Funnily enough, while interviewing I noticed that usage isn’t necessarily a “tourist problem”. Some city newcomers or daily users are sometimes lost within their own system (what zone, ticket validity, closing times, lost card, were is the platform located etc.).
But I said I would focus on tourists 🗺️
Framing the challenge to tackle
I decided to focus more specifically on the the where & how, which are the biggest sources of emotional distress. Through these interviews I came to realise that when abroad the usage of tickets is the bigger pain point rather than the multiple operators and systems within one city. If you know how to use each (where to buy and how to use), it helps optimise the trip on the whole. The main issue isn’t so much about having everything at hand, about creating an embedded system that on-boards real time data, payment facilities and delivers a seamless ticket usable for the whole calculated itinerary.
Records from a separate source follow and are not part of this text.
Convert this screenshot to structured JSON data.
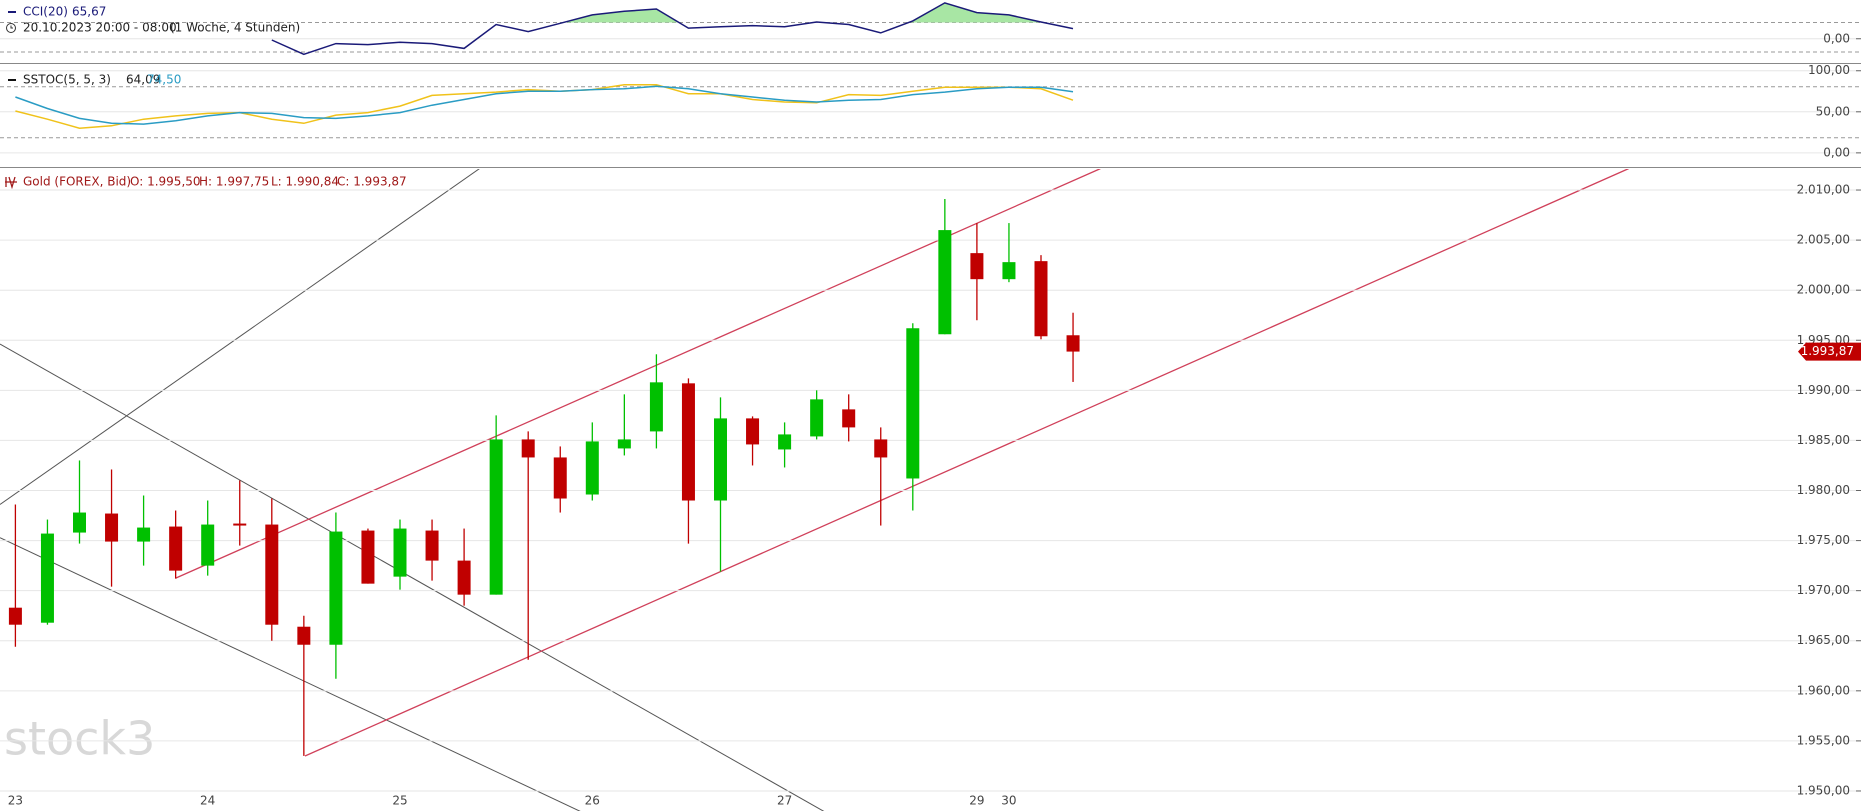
{
  "header": {
    "period": "20.10.2023 20:00 - 08:00",
    "resolution": "(1 Woche, 4 Stunden)"
  },
  "watermark": "stock3",
  "chart_data": [
    {
      "type": "line",
      "title": "CCI(20)",
      "ylim": [
        -150,
        250
      ],
      "yticks": [
        {
          "value": 0,
          "label": "0,00"
        }
      ],
      "series": [
        {
          "color": "#1a1a78",
          "fill": "#a8e6a4",
          "last_label": "65,67",
          "values": [
            null,
            null,
            null,
            null,
            null,
            null,
            null,
            null,
            -8,
            -100,
            -31,
            -38,
            -23,
            -31,
            -62,
            92,
            46,
            100,
            154,
            177,
            192,
            69,
            77,
            85,
            77,
            108,
            92,
            38,
            115,
            231,
            169,
            154,
            108,
            65.67
          ]
        }
      ]
    },
    {
      "type": "line",
      "title": "SSTOC(5, 5, 3)",
      "ylim": [
        -16,
        107
      ],
      "yticks": [
        {
          "value": 100,
          "label": "100,00"
        },
        {
          "value": 50,
          "label": "50,00"
        },
        {
          "value": 0,
          "label": "0,00"
        }
      ],
      "series": [
        {
          "color": "#f0c21a",
          "last_label": "64,09",
          "values": [
            51,
            41,
            30,
            33,
            41,
            45,
            48,
            49,
            41,
            36,
            46,
            49,
            57,
            70,
            72,
            74,
            77,
            75,
            77,
            83,
            83,
            72,
            72,
            65,
            62,
            61,
            71,
            70,
            75,
            80,
            80,
            80,
            78,
            64.09
          ]
        },
        {
          "color": "#2a9cc4",
          "last_label": "74,50",
          "values": [
            68,
            54,
            42,
            36,
            35,
            39,
            45,
            49,
            48,
            43,
            42,
            45,
            49,
            58,
            65,
            72,
            75,
            75,
            77,
            78,
            81,
            78,
            72,
            68,
            64,
            62,
            64,
            65,
            71,
            74,
            78,
            80,
            80,
            74.5
          ]
        }
      ]
    },
    {
      "type": "candlestick",
      "title": "Gold (FOREX, Bid)",
      "ohlc_labels": [
        "O: 1.995,50",
        "H: 1.997,75",
        "L: 1.990,84",
        "C: 1.993,87"
      ],
      "up_color": "#00c000",
      "down_color": "#c00000",
      "categories": [
        "23",
        null,
        null,
        null,
        null,
        null,
        "24",
        null,
        null,
        null,
        null,
        null,
        "25",
        null,
        null,
        null,
        null,
        null,
        "26",
        null,
        null,
        null,
        null,
        null,
        "27",
        null,
        null,
        null,
        null,
        null,
        "29",
        "30",
        null,
        null
      ],
      "open": [
        1968.3,
        1966.8,
        1975.8,
        1977.7,
        1974.9,
        1976.4,
        1972.5,
        1976.7,
        1976.6,
        1966.4,
        1964.6,
        1976.0,
        1971.4,
        1976.0,
        1973.0,
        1969.6,
        1985.1,
        1983.3,
        1979.6,
        1984.2,
        1985.9,
        1990.7,
        1979.0,
        1987.2,
        1984.1,
        1985.4,
        1988.1,
        1985.1,
        1981.2,
        1995.6,
        2003.7,
        2001.1,
        2002.9,
        1995.5
      ],
      "high": [
        1978.6,
        1977.1,
        1983.0,
        1982.1,
        1979.5,
        1978.0,
        1979.0,
        1981.0,
        1979.2,
        1967.5,
        1977.8,
        1976.2,
        1977.1,
        1977.1,
        1976.2,
        1987.5,
        1985.9,
        1984.4,
        1986.8,
        1989.6,
        1993.6,
        1991.2,
        1989.3,
        1987.4,
        1986.8,
        1990.0,
        1989.6,
        1986.3,
        1996.7,
        2009.1,
        2006.7,
        2006.7,
        2003.5,
        1997.75
      ],
      "low": [
        1964.4,
        1966.6,
        1974.7,
        1970.4,
        1972.5,
        1971.2,
        1971.5,
        1974.5,
        1965.0,
        1953.5,
        1961.2,
        1970.7,
        1970.1,
        1971.0,
        1968.5,
        1969.6,
        1963.1,
        1977.8,
        1979.0,
        1983.5,
        1984.2,
        1974.7,
        1971.9,
        1982.5,
        1982.3,
        1985.1,
        1984.9,
        1976.5,
        1978.0,
        1995.6,
        1997.0,
        2000.8,
        1995.1,
        1990.84
      ],
      "close": [
        1966.6,
        1975.7,
        1977.8,
        1974.9,
        1976.3,
        1972.0,
        1976.6,
        1976.5,
        1966.6,
        1964.6,
        1975.9,
        1970.7,
        1976.2,
        1973.0,
        1969.6,
        1985.1,
        1983.3,
        1979.2,
        1984.9,
        1985.1,
        1990.8,
        1979.0,
        1987.2,
        1984.6,
        1985.6,
        1989.1,
        1986.3,
        1983.3,
        1996.2,
        2006.0,
        2001.1,
        2002.8,
        1995.4,
        1993.87
      ],
      "ylim": [
        1948,
        2012.1
      ],
      "yticks": [
        {
          "value": 1950,
          "label": "1.950,00"
        },
        {
          "value": 1955,
          "label": "1.955,00"
        },
        {
          "value": 1960,
          "label": "1.960,00"
        },
        {
          "value": 1965,
          "label": "1.965,00"
        },
        {
          "value": 1970,
          "label": "1.970,00"
        },
        {
          "value": 1975,
          "label": "1.975,00"
        },
        {
          "value": 1980,
          "label": "1.980,00"
        },
        {
          "value": 1985,
          "label": "1.985,00"
        },
        {
          "value": 1990,
          "label": "1.990,00"
        },
        {
          "value": 1995,
          "label": "1.995,00"
        },
        {
          "value": 2000,
          "label": "2.000,00"
        },
        {
          "value": 2005,
          "label": "2.005,00"
        },
        {
          "value": 2010,
          "label": "2.010,00"
        }
      ],
      "last_price": {
        "value": 1993.87,
        "label": "1.993,87"
      }
    }
  ]
}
Which was my initial thought before interviewing users. The issue is about concentrating on the emotional pain-points and transforming them into ease and — possibly joy.
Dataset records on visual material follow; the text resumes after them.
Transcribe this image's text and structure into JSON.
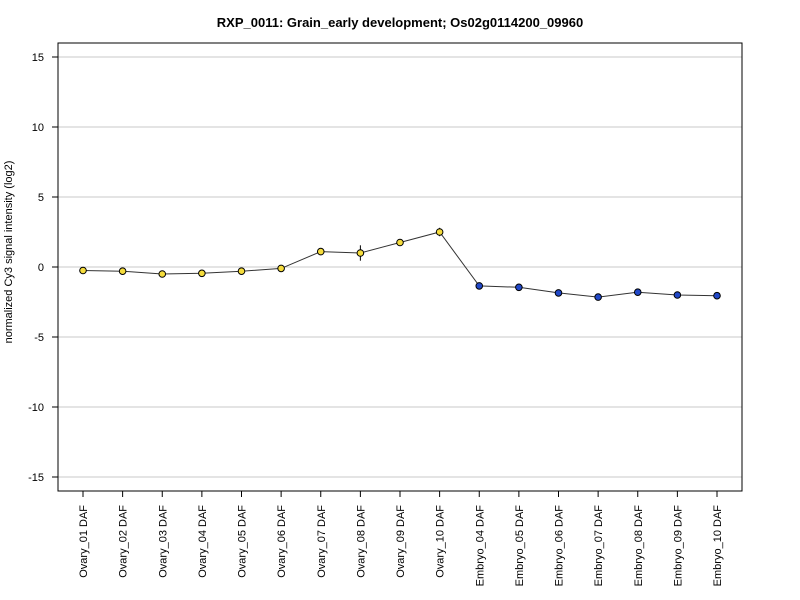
{
  "chart_data": {
    "type": "line",
    "title": "RXP_0011: Grain_early development; Os02g0114200_09960",
    "xlabel": "",
    "ylabel": "normalized Cy3 signal intensity (log2)",
    "ylim": [
      -16,
      16
    ],
    "yticks": [
      -15,
      -10,
      -5,
      0,
      5,
      10,
      15
    ],
    "grid": true,
    "categories": [
      "Ovary_01 DAF",
      "Ovary_02 DAF",
      "Ovary_03 DAF",
      "Ovary_04 DAF",
      "Ovary_05 DAF",
      "Ovary_06 DAF",
      "Ovary_07 DAF",
      "Ovary_08 DAF",
      "Ovary_09 DAF",
      "Ovary_10 DAF",
      "Embryo_04 DAF",
      "Embryo_05 DAF",
      "Embryo_06 DAF",
      "Embryo_07 DAF",
      "Embryo_08 DAF",
      "Embryo_09 DAF",
      "Embryo_10 DAF"
    ],
    "values": [
      -0.25,
      -0.3,
      -0.5,
      -0.45,
      -0.3,
      -0.1,
      1.1,
      1.0,
      1.75,
      2.5,
      -1.35,
      -1.45,
      -1.85,
      -2.15,
      -1.8,
      -2.0,
      -2.05
    ],
    "errors": [
      0.15,
      0.2,
      0.1,
      0.15,
      0.15,
      0.15,
      0.25,
      0.55,
      0.2,
      0.3,
      0.15,
      0.1,
      0.1,
      0.15,
      0.15,
      0.1,
      0.1
    ],
    "point_colors": [
      "#f5dc3c",
      "#f5dc3c",
      "#f5dc3c",
      "#f5dc3c",
      "#f5dc3c",
      "#f5dc3c",
      "#f5dc3c",
      "#f5dc3c",
      "#f5dc3c",
      "#f5dc3c",
      "#2148c8",
      "#2148c8",
      "#2148c8",
      "#2148c8",
      "#2148c8",
      "#2148c8",
      "#2148c8"
    ],
    "line_color": "#333333",
    "grid_color": "#c8c8c8"
  }
}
The feeling of knowing the system vs. other tourists who are struggling, generates a sense of pride.
Giving access to guidance
The mobile app already integrates an itinerary calculator & generator, users can filter by price, time, walking distance and then choose among different modes of transport (taxi, bicycle, public transport etc.). That’s a norm.
This user path is fluid, within mobile habits and people are used to inputting where they are going and choosing the preferred way of getting there based on personal criteria.
The new features sit on the “selected itinerary” : where you find the travel itinerary map & chosen way of transportation. They are 2 new clickables that help the user find a sense of space and guide usage.

The two features are part of the same solution but appear at two different moments of the user journey, covering the essential moments of distress.
“Where to buy” appears at the beginning of the user journey: once the itinerary is chosen and the user wants to know what tools are needed to start their journey.

“How to use” appears in the midst of the user journey, covering a peak of emotional strain: I don’t want to block everyone (including myself) & look stupid.

Learning process
That ideation & solution seeking isn’t about trying to solve all the problems at once and not solving individual problems properly. I tend to look at the set of problems and concentrate on finding a catch-all type of solution. Bad idea.
I realise that the essence of UXD is to understand all the problems and finding solutions to each one at a time. Each one at a time. Which leads to eliminating some & shedding new light to others. Ah, the iteration process!
Empathising is key to understanding not only the real problems but what causes true frustration. Some things are problems but don’t generate an emotional pain-point. And, when we skip this step we tend to miss what truly gets to people.